Train in vain

I rode on a berserk subway train the other day. At every stop the woman inside the PA machine issued a different Cassandra-like announcement: “this train is delayed due to weather” “this train is delayed due to mechanical difficulties” “this train is delayed due to signal problems” “this train is delayed due to passenger illness” “this train is delayed due to smoke at track level” etc. There are several things I find disconcerting about this experience, not the least of which is that these announcements came through clear as a bell, something that never happens in an actual delay. Here are some other things that occurred to me.

1. Somebody somewhere must have made a list of all of the reasons a train might be delayed in order to have these pre-recorded announcements handy. I can imagine there must be hundreds of different reasons why the subway would grind to a halt. Things like “this train is delayed because some jerk held the door open” or “this train is delayed because a mouse got stuck inside the wheel well’. I picture a room full of men (because only men would care about this kind of thing) generating the list of disasters then arguing about which ones are sufficiently disastrous to make the final finite list.

2. Probably a different somebody somewhere has to choose the most appropriate reason for any given delay from the vast collection of reasons. I can imagine that sometimes this is difficult. First, because you have to get the announcement on right away so there is some pressure to press the right button quickly. Second, because there may be some nuances of the delay situation that require choosing between several related messages. For example, “this train is delayed due to flooding” versus “this train is delayed due to water at track level”. This type of stress must surely command a huge salary.

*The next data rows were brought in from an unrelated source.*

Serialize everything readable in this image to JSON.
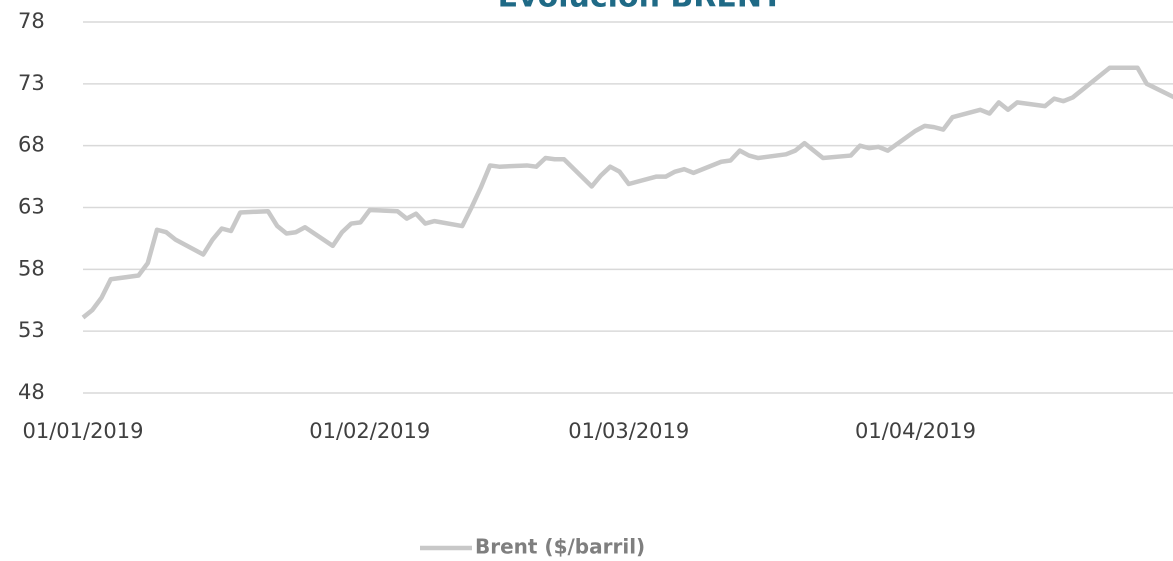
{
  "chart_data": {
    "type": "line",
    "title": "Evolución BRENT",
    "x": [
      "2019-01-01",
      "2019-01-02",
      "2019-01-03",
      "2019-01-04",
      "2019-01-07",
      "2019-01-08",
      "2019-01-09",
      "2019-01-10",
      "2019-01-11",
      "2019-01-14",
      "2019-01-15",
      "2019-01-16",
      "2019-01-17",
      "2019-01-18",
      "2019-01-21",
      "2019-01-22",
      "2019-01-23",
      "2019-01-24",
      "2019-01-25",
      "2019-01-28",
      "2019-01-29",
      "2019-01-30",
      "2019-01-31",
      "2019-02-01",
      "2019-02-04",
      "2019-02-05",
      "2019-02-06",
      "2019-02-07",
      "2019-02-08",
      "2019-02-11",
      "2019-02-12",
      "2019-02-13",
      "2019-02-14",
      "2019-02-15",
      "2019-02-18",
      "2019-02-19",
      "2019-02-20",
      "2019-02-21",
      "2019-02-22",
      "2019-02-25",
      "2019-02-26",
      "2019-02-27",
      "2019-02-28",
      "2019-03-01",
      "2019-03-04",
      "2019-03-05",
      "2019-03-06",
      "2019-03-07",
      "2019-03-08",
      "2019-03-11",
      "2019-03-12",
      "2019-03-13",
      "2019-03-14",
      "2019-03-15",
      "2019-03-18",
      "2019-03-19",
      "2019-03-20",
      "2019-03-21",
      "2019-03-22",
      "2019-03-25",
      "2019-03-26",
      "2019-03-27",
      "2019-03-28",
      "2019-03-29",
      "2019-04-01",
      "2019-04-02",
      "2019-04-03",
      "2019-04-04",
      "2019-04-05",
      "2019-04-08",
      "2019-04-09",
      "2019-04-10",
      "2019-04-11",
      "2019-04-12",
      "2019-04-15",
      "2019-04-16",
      "2019-04-17",
      "2019-04-18",
      "2019-04-22",
      "2019-04-23",
      "2019-04-24",
      "2019-04-25",
      "2019-04-26",
      "2019-04-29"
    ],
    "series": [
      {
        "name": "Brent ($/barril)",
        "color": "#c8c8c8",
        "values": [
          54.1,
          54.7,
          55.7,
          57.2,
          57.5,
          58.5,
          61.2,
          61.0,
          60.4,
          59.2,
          60.4,
          61.3,
          61.1,
          62.6,
          62.7,
          61.5,
          60.9,
          61.0,
          61.4,
          59.9,
          61.0,
          61.7,
          61.8,
          62.8,
          62.7,
          62.1,
          62.5,
          61.7,
          61.9,
          61.5,
          63.0,
          64.6,
          66.4,
          66.3,
          66.4,
          66.3,
          67.0,
          66.9,
          66.9,
          64.7,
          65.6,
          66.3,
          65.9,
          64.9,
          65.5,
          65.5,
          65.9,
          66.1,
          65.8,
          66.7,
          66.8,
          67.6,
          67.2,
          67.0,
          67.3,
          67.6,
          68.2,
          67.6,
          67.0,
          67.2,
          68.0,
          67.8,
          67.9,
          67.6,
          69.2,
          69.6,
          69.5,
          69.3,
          70.3,
          70.9,
          70.6,
          71.5,
          70.9,
          71.5,
          71.2,
          71.8,
          71.6,
          71.9,
          74.3,
          74.3,
          74.3,
          74.3,
          73.0,
          71.9
        ]
      }
    ],
    "xlim": [
      "2019-01-01",
      "2019-04-29"
    ],
    "xticks": [
      {
        "value": "2019-01-01",
        "label": "01/01/2019"
      },
      {
        "value": "2019-02-01",
        "label": "01/02/2019"
      },
      {
        "value": "2019-03-01",
        "label": "01/03/2019"
      },
      {
        "value": "2019-04-01",
        "label": "01/04/2019"
      }
    ],
    "ylim": [
      48,
      78
    ],
    "yticks": [
      48,
      53,
      58,
      63,
      68,
      73,
      78
    ],
    "grid": true,
    "legend": "bottom"
  }
}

3. The amount of effort being spent on obsessing about telling us about delays would indicate that the transit system believes that delays are an inevitable and even a normal occurrence that will continue to persist. I respectfully suggest that spending more cycles on preventing the delays than explaining them would be a better use of the time.

4. Actually, why is it even necessary to communicate exactly why our subway train has come to a grinding halt mid-commute? The only information that has some value is when (or whether) the train will move again. Which is also the only information they never seem to be able to accurately tell us, or if they do, it is impossible to hear it.

5. There is yet another career path that has passed me by: dire announcements announcer. Or actually, pre-recorded dire announcements announcer. Imagine being able to do all of your work without needing to do anything or be anywhere? You literally ‘phone it in’. Nice work if you can get it.